Abraham Gotthelf Kästner

[505] Abraham Gotthelf Kästner (geb. zu Leipzig den 27. Sept. 1719), einer der ersten und berühmtesten Mathematiker. Sein Vater, Rechtslehrer auf der Universität zu Leipzig, hatte diesen seinen Sohn ebenfalls zum Juristen bestimmt, und dieser gelangte durch den Umgang mit seinem Vater gleichsam spielend zu einer Menge von Kenntnissen; ohne jemals eine öffentliche Schule besucht zu haben, vollendete [505] er noch im Knabenalter die gewöhnlichen Schulstudien: er ward schon im 12ten Jahre Student, im 14ten Notar, und im 18ten Magister; allein, durch seinen Lehrer, den Prof. Hausen, vorzüglich angezogen, wählte er lieber das Studium der Mathematik. Da er zu lange auf eine Professur harren mußte, so ging er nach Göttingen, ward hier 1756 Professor der Mathematik und Physik, wie auch Aufseher der Sternwarte, wurde 1765 zum Königl. Großbritannischen und Braunschweig-Lüneburg. Hofrath ernannt, und endete hier erst im Jahre 1800 (10. Juni) sein Leben. Theils durch seine zahlreichen sowohl mathematischen als physikalischen Schriften, theils aber auch durch seine Entdeckungen und seine eigenthümliche Methode hat er sich in der Geschichte der Wissenschaften, an deren Spitze er in Deutschland seit einem halben Jahrhundert stand, einen bleibenden Ruhm erworben; seine Lehrbücher verdrängten nach und nach die Wolfischen, die sich bis dahin im Besitz der mathematischen Lehrstühle behauptet hatten, und erhielten den entscheidendsten Einfluß in die Vervollkommnung und Erweiterung des mathematischen Studiums.
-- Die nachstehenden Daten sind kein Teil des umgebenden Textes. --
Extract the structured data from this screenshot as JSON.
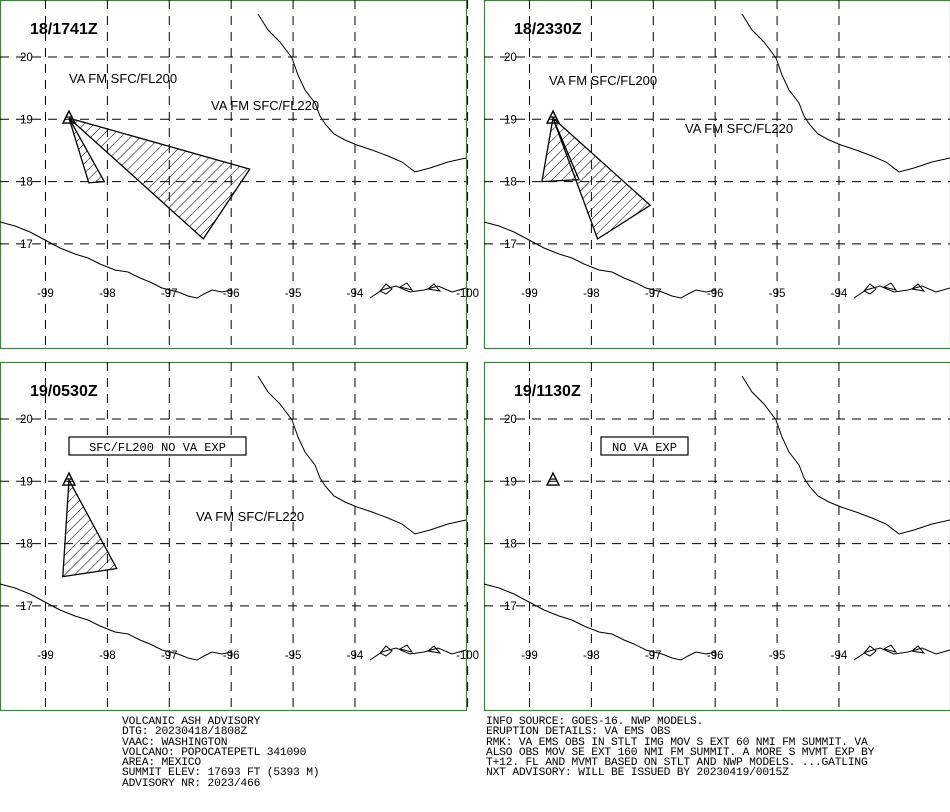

Mit dem schärfsten Abstractions-Vermögen paarte sich in diesem seltenen Kopfe ein fast unerschöpflicher Witz. Daher die vielen Epigramme, die – vielleicht nicht allemal authentisch – unter seinem Namen bekannt sind. Seine witzige Laune riß ihn oft so hin, daß er dann keines Menschen schonte. Es war ihm unmöglich, einen beißenden Gedanken zurückzuhalten, und er selbst stellte sich das Prognosticon, daß er an verhaltenem Witze sterben werde. Er hatte zwar manche Eigenheiten in seiner Kleidung, in seinen Sitten etc. aber auch sehr viel Güte und Herzlichkeit. – Sei ein Rechenmeister, wie Kästner! war zu seiner Zeit ein ziemlich allgemeines Sprichwort.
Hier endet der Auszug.